Last Week: Interest Rates declined while US equities were little changed on the week amid presidential elections in France and South Korea and fresh political turbulence in Washington. The yield on the US 10-year Treasury note, at 2.33%, traded slightly lower, while 1-month LIBOR finished the week at .9924% from .9941% the week prior. Oil rallied modestly, the US dollar weakened while Gold strengthened. Market volatility increased slightly, but remained near historic lows.

The US consumer perked up. US retail sales expanded at the fastest rate in three months in April, while prior months’ data were revised higher. Strong labor markets and modestly rising wages supported increased consumption. Consumer prices (read: inflation) in the US remains subdued, rising just 0.2% in April after falling 0.3% in March. Core CPI rose 0.1% in April, and was up 1.9% versus a year ago. Consumers’ confidence in the future and their willingness to spend is a critical component to US economic growth and successive Fed interest rate hikes. Last week’s showing of robust retail sales amid subdued consumer prices paves the road for a June Fed hike.

Trumps reform agenda now likely to be even lighter and even later. President Donald Trump’s health care reform and tax cut agenda have faced significant legislative headwinds for some time, but those headwinds stiffened considerably after the president removed from office embattled FBI director James Comey. Measures that require a 60-vote majority in the 100-seat United States Senate will be extremely difficult to enact given the charged political environment. Republicans, with 52 senators, hold a slim majority.

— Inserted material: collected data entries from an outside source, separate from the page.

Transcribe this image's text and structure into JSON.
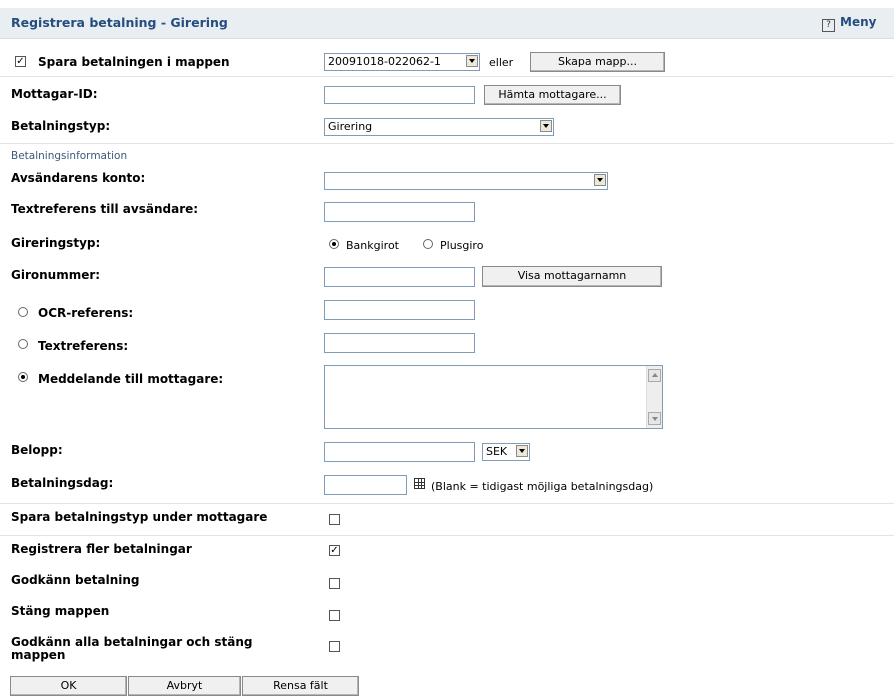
{
  "header": {
    "title": "Registrera betalning - Girering",
    "menu_label": "Meny",
    "menu_icon": "?"
  },
  "folder": {
    "save_label": "Spara betalningen i mappen",
    "save_checked": true,
    "folder_value": "20091018-022062-1",
    "or_label": "eller",
    "create_button": "Skapa mapp..."
  },
  "recipient": {
    "label": "Mottagar-ID:",
    "value": "",
    "fetch_button": "Hämta mottagare..."
  },
  "payment_type": {
    "label": "Betalningstyp:",
    "value": "Girering"
  },
  "section_title": "Betalningsinformation",
  "sender_account": {
    "label": "Avsändarens konto:",
    "value": ""
  },
  "sender_ref": {
    "label": "Textreferens till avsändare:",
    "value": ""
  },
  "giro_type": {
    "label": "Gireringstyp:",
    "option_bankgiro": "Bankgirot",
    "option_plusgiro": "Plusgiro",
    "selected": "Bankgirot"
  },
  "giro_number": {
    "label": "Gironummer:",
    "value": "",
    "show_button": "Visa mottagarnamn"
  },
  "ocr": {
    "label": "OCR-referens:",
    "value": ""
  },
  "text_ref": {
    "label": "Textreferens:",
    "value": ""
  },
  "message": {
    "label": "Meddelande till mottagare:",
    "value": ""
  },
  "amount": {
    "label": "Belopp:",
    "value": "",
    "currency": "SEK"
  },
  "payment_date": {
    "label": "Betalningsdag:",
    "value": "",
    "hint": "(Blank = tidigast möjliga betalningsdag)"
  },
  "options": {
    "save_type": "Spara betalningstyp under mottagare",
    "more_payments": "Registrera fler betalningar",
    "approve": "Godkänn betalning",
    "close_folder": "Stäng mappen",
    "approve_all_1": "Godkänn alla betalningar och stäng",
    "approve_all_2": "mappen"
  },
  "buttons": {
    "ok": "OK",
    "cancel": "Avbryt",
    "clear": "Rensa fält"
  }
}
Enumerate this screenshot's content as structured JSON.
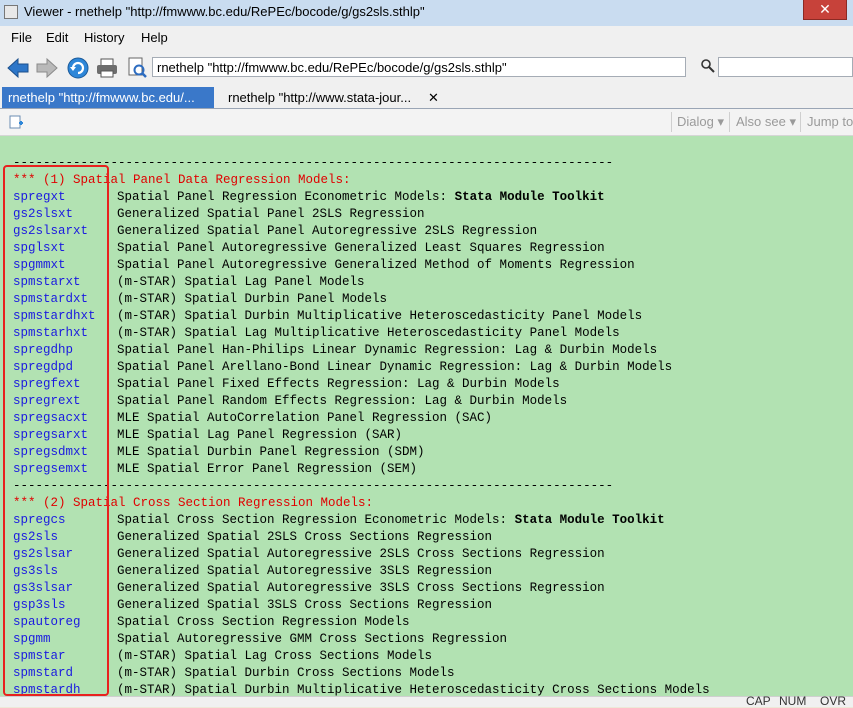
{
  "window": {
    "title": "Viewer - rnethelp \"http://fmwww.bc.edu/RePEc/bocode/g/gs2sls.sthlp\""
  },
  "menu": [
    "File",
    "Edit",
    "History",
    "Help"
  ],
  "toolbar": {
    "address": "rnethelp \"http://fmwww.bc.edu/RePEc/bocode/g/gs2sls.sthlp\""
  },
  "tabs": [
    {
      "label": "rnethelp \"http://fmwww.bc.edu/...",
      "active": true
    },
    {
      "label": "rnethelp \"http://www.stata-jour...",
      "active": false
    }
  ],
  "viewer_controls": {
    "dialog": "Dialog",
    "also_see": "Also see",
    "jump_to": "Jump to"
  },
  "content": {
    "rule": "--------------------------------------------------------------------------------",
    "section1": "*** (1) Spatial Panel Data Regression Models:",
    "section1_rows": [
      {
        "cmd": "spregxt",
        "desc": "Spatial Panel Regression Econometric Models: ",
        "bold": "Stata Module Toolkit"
      },
      {
        "cmd": "gs2slsxt",
        "desc": "Generalized Spatial Panel 2SLS Regression"
      },
      {
        "cmd": "gs2slsarxt",
        "desc": "Generalized Spatial Panel Autoregressive 2SLS Regression"
      },
      {
        "cmd": "spglsxt",
        "desc": "Spatial Panel Autoregressive Generalized Least Squares Regression"
      },
      {
        "cmd": "spgmmxt",
        "desc": "Spatial Panel Autoregressive Generalized Method of Moments Regression"
      },
      {
        "cmd": "spmstarxt",
        "desc": "(m-STAR) Spatial Lag Panel Models"
      },
      {
        "cmd": "spmstardxt",
        "desc": "(m-STAR) Spatial Durbin Panel Models"
      },
      {
        "cmd": "spmstardhxt",
        "desc": "(m-STAR) Spatial Durbin Multiplicative Heteroscedasticity Panel Models"
      },
      {
        "cmd": "spmstarhxt",
        "desc": "(m-STAR) Spatial Lag Multiplicative Heteroscedasticity Panel Models"
      },
      {
        "cmd": "spregdhp",
        "desc": "Spatial Panel Han-Philips Linear Dynamic Regression: Lag & Durbin Models"
      },
      {
        "cmd": "spregdpd",
        "desc": "Spatial Panel Arellano-Bond Linear Dynamic Regression: Lag & Durbin Models"
      },
      {
        "cmd": "spregfext",
        "desc": "Spatial Panel Fixed Effects Regression: Lag & Durbin Models"
      },
      {
        "cmd": "spregrext",
        "desc": "Spatial Panel Random Effects Regression: Lag & Durbin Models"
      },
      {
        "cmd": "spregsacxt",
        "desc": "MLE Spatial AutoCorrelation Panel Regression (SAC)"
      },
      {
        "cmd": "spregsarxt",
        "desc": "MLE Spatial Lag Panel Regression (SAR)"
      },
      {
        "cmd": "spregsdmxt",
        "desc": "MLE Spatial Durbin Panel Regression (SDM)"
      },
      {
        "cmd": "spregsemxt",
        "desc": "MLE Spatial Error Panel Regression (SEM)"
      }
    ],
    "section2": "*** (2) Spatial Cross Section Regression Models:",
    "section2_rows": [
      {
        "cmd": "spregcs",
        "desc": "Spatial Cross Section Regression Econometric Models: ",
        "bold": "Stata Module Toolkit"
      },
      {
        "cmd": "gs2sls",
        "desc": "Generalized Spatial 2SLS Cross Sections Regression"
      },
      {
        "cmd": "gs2slsar",
        "desc": "Generalized Spatial Autoregressive 2SLS Cross Sections Regression"
      },
      {
        "cmd": "gs3sls",
        "desc": "Generalized Spatial Autoregressive 3SLS Regression"
      },
      {
        "cmd": "gs3slsar",
        "desc": "Generalized Spatial Autoregressive 3SLS Cross Sections Regression"
      },
      {
        "cmd": "gsp3sls",
        "desc": "Generalized Spatial 3SLS Cross Sections Regression"
      },
      {
        "cmd": "spautoreg",
        "desc": "Spatial Cross Section Regression Models"
      },
      {
        "cmd": "spgmm",
        "desc": "Spatial Autoregressive GMM Cross Sections Regression"
      },
      {
        "cmd": "spmstar",
        "desc": "(m-STAR) Spatial Lag Cross Sections Models"
      },
      {
        "cmd": "spmstard",
        "desc": "(m-STAR) Spatial Durbin Cross Sections Models"
      },
      {
        "cmd": "spmstardh",
        "desc": "(m-STAR) Spatial Durbin Multiplicative Heteroscedasticity Cross Sections Models"
      }
    ]
  },
  "status": {
    "cap": "CAP",
    "num": "NUM",
    "ovr": "OVR"
  },
  "colors": {
    "content_bg": "#b2e2b2",
    "link": "#1a1ae0",
    "header": "#e00000",
    "highlight_box": "#e8211e"
  }
}
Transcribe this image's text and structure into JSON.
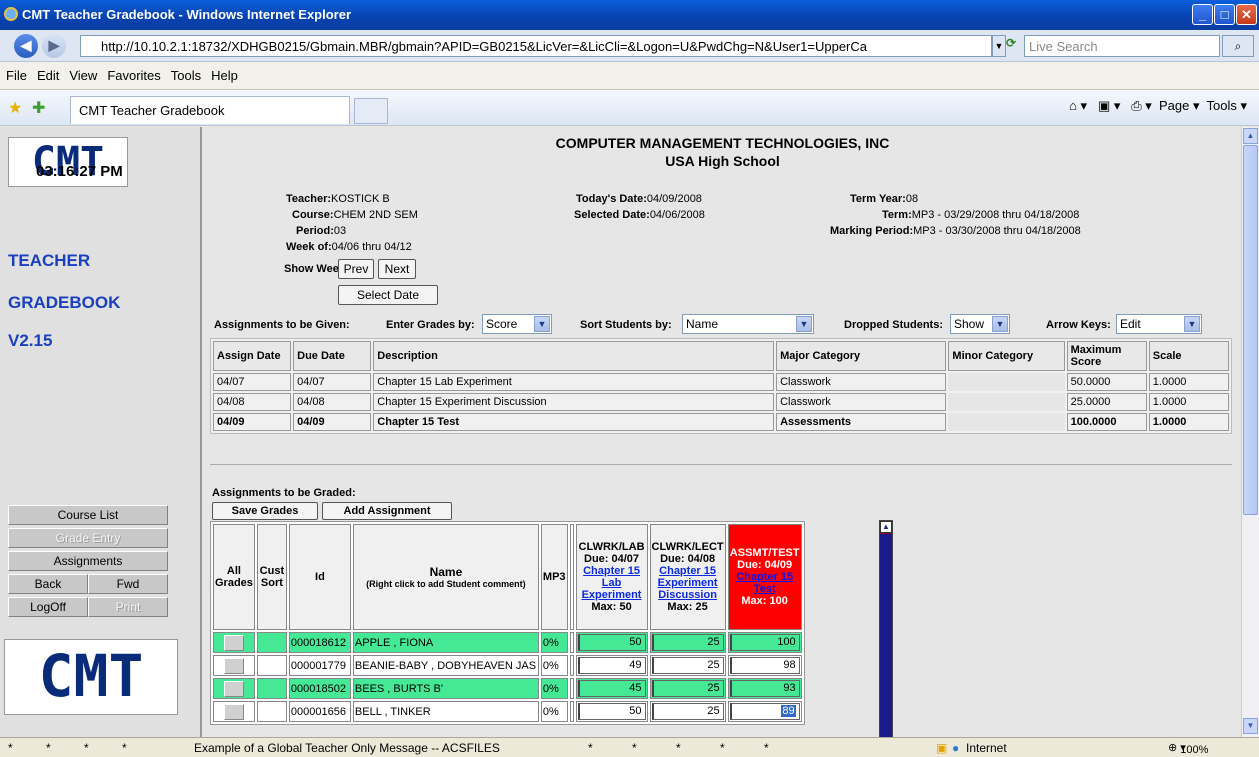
{
  "window": {
    "title": "CMT Teacher Gradebook - Windows Internet Explorer"
  },
  "address": {
    "url": "http://10.10.2.1:18732/XDHGB0215/Gbmain.MBR/gbmain?APID=GB0215&LicVer=&LicCli=&Logon=U&PwdChg=N&User1=UpperCa",
    "search_placeholder": "Live Search"
  },
  "menu": [
    "File",
    "Edit",
    "View",
    "Favorites",
    "Tools",
    "Help"
  ],
  "tab": {
    "label": "CMT Teacher Gradebook"
  },
  "toolbar": {
    "page": "Page",
    "tools": "Tools"
  },
  "sidebar": {
    "logo": "CMT",
    "time": "03:16:27 PM",
    "line1": "TEACHER",
    "line2": "GRADEBOOK",
    "version": "V2.15",
    "buttons": {
      "course_list": "Course List",
      "grade_entry": "Grade Entry",
      "assignments": "Assignments",
      "back": "Back",
      "fwd": "Fwd",
      "logoff": "LogOff",
      "print": "Print"
    }
  },
  "header": {
    "company": "COMPUTER MANAGEMENT TECHNOLOGIES, INC",
    "school": "USA High School"
  },
  "info": {
    "teacher_l": "Teacher:",
    "teacher": "KOSTICK B",
    "course_l": "Course:",
    "course": "CHEM 2ND SEM",
    "period_l": "Period:",
    "period": "03",
    "week_l": "Week of:",
    "week": "04/06 thru 04/12",
    "today_l": "Today's Date:",
    "today": "04/09/2008",
    "selected_l": "Selected Date:",
    "selected": "04/06/2008",
    "termyear_l": "Term Year:",
    "termyear": "08",
    "term_l": "Term:",
    "term": "MP3 - 03/29/2008 thru 04/18/2008",
    "mp_l": "Marking Period:",
    "mp": "MP3 - 03/30/2008 thru 04/18/2008",
    "showweek_l": "Show Week:",
    "prev": "Prev",
    "next": "Next",
    "selectdate": "Select Date"
  },
  "controls": {
    "given_l": "Assignments to be Given:",
    "enter_l": "Enter Grades by:",
    "enter": "Score",
    "sort_l": "Sort Students by:",
    "sort": "Name",
    "dropped_l": "Dropped Students:",
    "dropped": "Show",
    "arrow_l": "Arrow Keys:",
    "arrow": "Edit"
  },
  "assign_headers": [
    "Assign Date",
    "Due Date",
    "Description",
    "Major Category",
    "Minor Category",
    "Maximum Score",
    "Scale"
  ],
  "assignments": [
    [
      "04/07",
      "04/07",
      "Chapter 15 Lab Experiment",
      "Classwork",
      "",
      "50.0000",
      "1.0000"
    ],
    [
      "04/08",
      "04/08",
      "Chapter 15 Experiment Discussion",
      "Classwork",
      "",
      "25.0000",
      "1.0000"
    ],
    [
      "04/09",
      "04/09",
      "Chapter 15 Test",
      "Assessments",
      "",
      "100.0000",
      "1.0000"
    ]
  ],
  "graded": {
    "title": "Assignments to be Graded:",
    "save": "Save Grades",
    "add": "Add Assignment",
    "h_all": "All Grades",
    "h_cust": "Cust Sort",
    "h_id": "Id",
    "h_name": "Name",
    "h_name_sub": "(Right click to add Student comment)",
    "h_mp": "MP3",
    "cols": [
      {
        "cat": "CLWRK/LAB",
        "due": "Due: 04/07",
        "link": "Chapter 15 Lab Experiment",
        "max": "Max: 50"
      },
      {
        "cat": "CLWRK/LECT",
        "due": "Due: 04/08",
        "link": "Chapter 15 Experiment Discussion",
        "max": "Max: 25"
      },
      {
        "cat": "ASSMT/TEST",
        "due": "Due: 04/09",
        "link": "Chapter 15 Test",
        "max": "Max: 100"
      }
    ],
    "students": [
      {
        "id": "000018612",
        "name": "APPLE , FIONA",
        "mp": "0%",
        "g": [
          "50",
          "25",
          "100"
        ]
      },
      {
        "id": "000001779",
        "name": "BEANIE-BABY , DOBYHEAVEN JAS",
        "mp": "0%",
        "g": [
          "49",
          "25",
          "98"
        ]
      },
      {
        "id": "000018502",
        "name": "BEES , BURTS B'",
        "mp": "0%",
        "g": [
          "45",
          "25",
          "93"
        ]
      },
      {
        "id": "000001656",
        "name": "BELL , TINKER",
        "mp": "0%",
        "g": [
          "50",
          "25",
          "89"
        ]
      }
    ]
  },
  "status": {
    "stars": "*",
    "message": "Example of a Global Teacher Only Message -- ACSFILES",
    "zone": "Internet",
    "zoom": "100%"
  }
}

This Week: It’s a light week for data, but what’s on tap is important. The looming slate of data will offer further confirmation that the US economy has indeed rebounded from its Q1 doldrums. The most important data point is Tuesday’s Industrial Production gauge for April, which will offer clues into how the factory sector, specifically auto sales, is performing. Strength in recent surveys of purchasing manager activity suggests the factory sector will continue to improve.

Take-Away: The combination of a rebound in hiring, evidenced in the April Jobs report, robust retail sales and improving consumer financial expectations suggests an economic rebound is underway and all but assures a 0.25% Fed hike in June.

Despite the green light for a hike now however, the lack of any real signs of inflation put a damper on any need to hike successively, and feed the Fed’s overall dovish stance. What will the Fed do after June? With a stalling of the Trump reform agenda and slow and bumpy economic growth, we’ll likely see just one more hike for the year, bringing the total to three for 2017.